Danach formierte er Rapeman, war an der Band Flour beteiligt und wechselte immer öfter ans Mischpult, um Bands aufzunehmen. 1988 hob er Surfer Rosa von den Pixies aus der Taufe, einen Meilenstein, und setzte mit seinem trockenen, analogen Sound den Grundstein für seine zweite, noch einflussreichere Karriere als Aufnahmetechniker. Den Begriff Produzent lehnte er ab. Für ihn waren das klassische Handlanger der Musikindustrie, die Geld, aber den Bands nichts Gutes wollten. Er hasste sie leidenschaftlich.

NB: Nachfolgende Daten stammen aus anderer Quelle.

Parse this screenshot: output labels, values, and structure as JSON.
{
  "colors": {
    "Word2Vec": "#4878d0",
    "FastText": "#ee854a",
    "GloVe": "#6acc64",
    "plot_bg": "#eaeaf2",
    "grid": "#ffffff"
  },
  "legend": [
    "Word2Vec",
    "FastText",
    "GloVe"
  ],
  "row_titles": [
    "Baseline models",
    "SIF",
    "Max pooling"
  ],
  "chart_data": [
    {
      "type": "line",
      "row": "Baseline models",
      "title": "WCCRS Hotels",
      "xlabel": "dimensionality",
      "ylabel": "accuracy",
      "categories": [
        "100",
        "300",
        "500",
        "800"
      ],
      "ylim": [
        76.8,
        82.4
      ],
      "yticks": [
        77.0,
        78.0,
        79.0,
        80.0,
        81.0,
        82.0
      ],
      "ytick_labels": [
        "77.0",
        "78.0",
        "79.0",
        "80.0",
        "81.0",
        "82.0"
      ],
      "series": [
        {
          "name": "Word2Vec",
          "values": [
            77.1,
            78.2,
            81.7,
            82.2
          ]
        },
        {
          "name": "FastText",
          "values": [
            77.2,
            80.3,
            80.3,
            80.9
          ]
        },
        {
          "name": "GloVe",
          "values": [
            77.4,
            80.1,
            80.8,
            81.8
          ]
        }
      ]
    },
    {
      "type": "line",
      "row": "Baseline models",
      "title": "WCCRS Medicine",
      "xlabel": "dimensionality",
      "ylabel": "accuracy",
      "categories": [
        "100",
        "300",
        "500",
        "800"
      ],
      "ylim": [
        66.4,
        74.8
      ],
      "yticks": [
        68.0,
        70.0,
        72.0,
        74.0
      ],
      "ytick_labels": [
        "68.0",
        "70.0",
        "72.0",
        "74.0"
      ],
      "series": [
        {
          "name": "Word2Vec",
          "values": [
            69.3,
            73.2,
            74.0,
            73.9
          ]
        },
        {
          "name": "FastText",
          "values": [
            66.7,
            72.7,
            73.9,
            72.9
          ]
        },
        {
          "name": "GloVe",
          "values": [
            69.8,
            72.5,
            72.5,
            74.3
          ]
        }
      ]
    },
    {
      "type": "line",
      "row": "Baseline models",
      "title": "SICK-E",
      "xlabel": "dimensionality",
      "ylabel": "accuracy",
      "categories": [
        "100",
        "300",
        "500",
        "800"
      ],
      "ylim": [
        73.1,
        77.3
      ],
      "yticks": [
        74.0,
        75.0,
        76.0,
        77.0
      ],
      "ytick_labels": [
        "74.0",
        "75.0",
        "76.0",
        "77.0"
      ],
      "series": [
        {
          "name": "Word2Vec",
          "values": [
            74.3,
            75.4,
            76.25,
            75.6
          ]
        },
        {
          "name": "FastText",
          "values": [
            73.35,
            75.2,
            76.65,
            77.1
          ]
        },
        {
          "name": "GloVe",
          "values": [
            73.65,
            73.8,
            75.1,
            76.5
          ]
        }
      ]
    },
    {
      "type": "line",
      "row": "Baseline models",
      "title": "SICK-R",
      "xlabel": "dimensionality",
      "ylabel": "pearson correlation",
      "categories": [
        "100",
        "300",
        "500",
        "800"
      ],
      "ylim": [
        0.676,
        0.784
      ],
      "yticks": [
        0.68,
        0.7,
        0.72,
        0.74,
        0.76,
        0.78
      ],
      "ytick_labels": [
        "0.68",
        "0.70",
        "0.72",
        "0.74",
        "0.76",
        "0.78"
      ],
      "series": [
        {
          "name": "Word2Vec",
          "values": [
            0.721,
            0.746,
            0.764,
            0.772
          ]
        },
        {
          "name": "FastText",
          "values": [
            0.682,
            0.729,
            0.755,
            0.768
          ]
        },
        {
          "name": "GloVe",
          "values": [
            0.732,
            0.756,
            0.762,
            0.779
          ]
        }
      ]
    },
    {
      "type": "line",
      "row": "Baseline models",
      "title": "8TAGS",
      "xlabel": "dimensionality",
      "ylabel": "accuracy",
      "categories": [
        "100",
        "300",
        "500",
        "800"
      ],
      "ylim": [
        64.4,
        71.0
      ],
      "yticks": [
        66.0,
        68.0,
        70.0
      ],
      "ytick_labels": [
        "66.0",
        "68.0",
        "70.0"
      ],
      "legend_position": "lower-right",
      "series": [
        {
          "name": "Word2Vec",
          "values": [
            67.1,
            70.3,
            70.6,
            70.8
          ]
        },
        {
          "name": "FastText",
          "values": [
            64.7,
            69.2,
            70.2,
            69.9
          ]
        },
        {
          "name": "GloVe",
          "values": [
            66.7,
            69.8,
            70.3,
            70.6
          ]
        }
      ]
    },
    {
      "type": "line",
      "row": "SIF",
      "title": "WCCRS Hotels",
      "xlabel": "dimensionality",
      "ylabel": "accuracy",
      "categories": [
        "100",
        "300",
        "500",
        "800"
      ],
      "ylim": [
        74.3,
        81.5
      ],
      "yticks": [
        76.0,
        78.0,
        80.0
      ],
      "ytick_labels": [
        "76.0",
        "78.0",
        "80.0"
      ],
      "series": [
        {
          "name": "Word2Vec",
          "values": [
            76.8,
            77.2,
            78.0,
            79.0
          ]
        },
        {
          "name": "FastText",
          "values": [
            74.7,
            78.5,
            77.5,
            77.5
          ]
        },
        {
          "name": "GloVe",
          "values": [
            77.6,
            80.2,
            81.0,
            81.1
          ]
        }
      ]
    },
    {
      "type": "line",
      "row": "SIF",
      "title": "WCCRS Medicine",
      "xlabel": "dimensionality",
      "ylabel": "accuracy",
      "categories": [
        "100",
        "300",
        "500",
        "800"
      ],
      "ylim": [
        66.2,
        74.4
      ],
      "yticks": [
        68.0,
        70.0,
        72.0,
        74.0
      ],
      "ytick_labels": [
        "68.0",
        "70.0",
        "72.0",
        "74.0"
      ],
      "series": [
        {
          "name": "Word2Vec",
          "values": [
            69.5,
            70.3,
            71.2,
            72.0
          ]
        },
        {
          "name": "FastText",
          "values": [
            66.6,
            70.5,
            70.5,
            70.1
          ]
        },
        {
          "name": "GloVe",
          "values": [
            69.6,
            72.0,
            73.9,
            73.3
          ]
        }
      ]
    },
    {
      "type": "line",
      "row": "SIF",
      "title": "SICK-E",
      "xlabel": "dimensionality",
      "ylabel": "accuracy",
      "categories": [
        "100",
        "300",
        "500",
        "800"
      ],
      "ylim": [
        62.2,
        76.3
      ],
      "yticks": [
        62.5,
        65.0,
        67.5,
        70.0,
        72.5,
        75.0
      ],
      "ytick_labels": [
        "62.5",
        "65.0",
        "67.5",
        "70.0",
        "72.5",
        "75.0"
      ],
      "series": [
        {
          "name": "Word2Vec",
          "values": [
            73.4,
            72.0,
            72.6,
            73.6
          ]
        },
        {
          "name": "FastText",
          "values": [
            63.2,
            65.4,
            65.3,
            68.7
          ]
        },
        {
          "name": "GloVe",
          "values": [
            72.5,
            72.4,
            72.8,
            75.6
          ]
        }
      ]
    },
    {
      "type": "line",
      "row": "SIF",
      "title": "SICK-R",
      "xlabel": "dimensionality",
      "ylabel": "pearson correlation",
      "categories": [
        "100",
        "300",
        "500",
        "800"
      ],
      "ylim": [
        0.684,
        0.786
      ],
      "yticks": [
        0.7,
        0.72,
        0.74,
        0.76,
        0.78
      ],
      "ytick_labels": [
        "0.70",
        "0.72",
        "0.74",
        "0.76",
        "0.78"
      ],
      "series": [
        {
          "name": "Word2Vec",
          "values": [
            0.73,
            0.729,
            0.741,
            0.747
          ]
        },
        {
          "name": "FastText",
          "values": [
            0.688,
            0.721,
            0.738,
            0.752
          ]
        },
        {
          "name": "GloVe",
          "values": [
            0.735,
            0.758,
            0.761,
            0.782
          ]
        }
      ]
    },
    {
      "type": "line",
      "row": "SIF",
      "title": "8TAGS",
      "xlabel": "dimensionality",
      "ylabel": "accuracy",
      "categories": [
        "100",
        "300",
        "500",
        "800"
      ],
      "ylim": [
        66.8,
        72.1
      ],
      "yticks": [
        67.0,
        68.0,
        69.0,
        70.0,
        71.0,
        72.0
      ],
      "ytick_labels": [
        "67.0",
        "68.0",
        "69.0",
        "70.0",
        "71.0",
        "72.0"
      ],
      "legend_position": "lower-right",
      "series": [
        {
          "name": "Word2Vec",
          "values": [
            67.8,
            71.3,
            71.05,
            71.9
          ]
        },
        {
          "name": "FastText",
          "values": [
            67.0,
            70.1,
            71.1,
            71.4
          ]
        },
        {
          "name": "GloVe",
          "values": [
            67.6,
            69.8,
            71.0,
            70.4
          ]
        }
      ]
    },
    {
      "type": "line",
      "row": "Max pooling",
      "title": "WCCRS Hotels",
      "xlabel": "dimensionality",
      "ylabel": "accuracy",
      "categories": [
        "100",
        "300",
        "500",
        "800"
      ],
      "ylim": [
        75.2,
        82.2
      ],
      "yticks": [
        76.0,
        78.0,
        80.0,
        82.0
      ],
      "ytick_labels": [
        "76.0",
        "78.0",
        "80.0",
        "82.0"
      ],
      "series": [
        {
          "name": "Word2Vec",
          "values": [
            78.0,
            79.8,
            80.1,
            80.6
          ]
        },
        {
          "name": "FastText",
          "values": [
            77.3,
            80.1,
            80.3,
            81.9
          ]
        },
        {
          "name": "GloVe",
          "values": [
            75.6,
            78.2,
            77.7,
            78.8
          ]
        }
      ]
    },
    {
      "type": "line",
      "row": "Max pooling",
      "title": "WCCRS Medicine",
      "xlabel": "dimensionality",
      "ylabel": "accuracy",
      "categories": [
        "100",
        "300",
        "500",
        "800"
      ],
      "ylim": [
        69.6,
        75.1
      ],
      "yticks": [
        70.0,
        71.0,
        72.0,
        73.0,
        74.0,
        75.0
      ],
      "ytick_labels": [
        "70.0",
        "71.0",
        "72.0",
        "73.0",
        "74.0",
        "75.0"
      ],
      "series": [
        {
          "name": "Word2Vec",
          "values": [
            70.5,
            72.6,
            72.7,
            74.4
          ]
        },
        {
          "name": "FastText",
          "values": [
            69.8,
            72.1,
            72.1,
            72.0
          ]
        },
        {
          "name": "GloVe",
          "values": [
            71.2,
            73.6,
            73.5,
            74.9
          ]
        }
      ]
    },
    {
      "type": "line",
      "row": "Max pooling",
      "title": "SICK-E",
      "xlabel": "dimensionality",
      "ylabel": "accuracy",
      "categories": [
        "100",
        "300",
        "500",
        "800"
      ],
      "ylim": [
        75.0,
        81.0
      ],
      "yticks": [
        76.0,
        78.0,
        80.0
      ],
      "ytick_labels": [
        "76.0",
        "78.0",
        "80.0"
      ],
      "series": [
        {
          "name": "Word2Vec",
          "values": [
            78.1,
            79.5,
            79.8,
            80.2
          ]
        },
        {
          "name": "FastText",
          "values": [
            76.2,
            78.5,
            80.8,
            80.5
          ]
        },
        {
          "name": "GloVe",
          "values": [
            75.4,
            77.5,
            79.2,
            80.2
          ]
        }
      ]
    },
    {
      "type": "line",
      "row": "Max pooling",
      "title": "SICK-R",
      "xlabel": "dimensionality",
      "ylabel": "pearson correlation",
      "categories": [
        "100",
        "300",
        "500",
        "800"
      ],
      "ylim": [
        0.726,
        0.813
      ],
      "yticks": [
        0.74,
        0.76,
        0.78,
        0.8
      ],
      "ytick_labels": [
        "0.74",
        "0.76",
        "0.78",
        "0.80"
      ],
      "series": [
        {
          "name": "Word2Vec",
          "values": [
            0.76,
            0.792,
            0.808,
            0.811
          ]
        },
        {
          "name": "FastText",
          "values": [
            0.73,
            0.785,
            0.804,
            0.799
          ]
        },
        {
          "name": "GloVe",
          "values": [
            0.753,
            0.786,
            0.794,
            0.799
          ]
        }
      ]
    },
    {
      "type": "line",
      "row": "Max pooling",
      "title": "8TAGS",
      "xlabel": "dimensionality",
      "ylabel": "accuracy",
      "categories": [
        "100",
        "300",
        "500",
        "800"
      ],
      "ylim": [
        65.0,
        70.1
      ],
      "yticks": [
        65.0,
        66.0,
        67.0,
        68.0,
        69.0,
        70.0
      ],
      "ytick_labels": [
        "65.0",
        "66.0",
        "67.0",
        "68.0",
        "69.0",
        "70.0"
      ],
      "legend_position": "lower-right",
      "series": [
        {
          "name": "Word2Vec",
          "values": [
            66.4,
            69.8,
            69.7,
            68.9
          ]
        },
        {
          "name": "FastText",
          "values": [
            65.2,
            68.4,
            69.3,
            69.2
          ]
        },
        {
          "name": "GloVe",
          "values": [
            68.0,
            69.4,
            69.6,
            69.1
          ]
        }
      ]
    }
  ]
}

Er nahm Alben auf für Acts wie Breeders, Killdozer, PJ Harvey, Godspeed You! Black Emperor, Cheap Trick, The Stooges, Jimmy Page und Robert Plant von Led Zeppelin, The Jesus Lizard, Joanna Newsom oder das Linzer Trio Valina.
Eher hobbymäßig rief er ab 1992 die Band Shellac ins Leben, ein Trio, mit dem er als besserer Feierabendgitarrist alle paar Jahre ein neues Album veröffentlichte und auf Tour ging. Am 17. Mai erscheint das nun letzte Shellac-Album To All Trains.
Sein kultureller Einfluss wuchs ins Enorme. Albini hat hunderte Bands betreut, große Namen und wenig bekannte. Seine Tarife blieben stets leistbar, er widmete sich jedem Act mit derselben Hingabe. Und man bekam eine Million Anekdoten gratis dazu. Und Haltung. Bis zuletzt hielt der leidenschaftliche Pokerspieler nicht mit seiner Meinung zum Musikbusiness hinterm Berg, wobei er über die Jahre milder wurde und zugab, dass ein Bandname wie Rapeman von heute aus gesehen keine Glanzleistung war.
Mit Steve Albini verliert die Musikwelt einen Unbeirrbaren, sein immenses Erbe ist auf über 2000 Alben nachzuhören.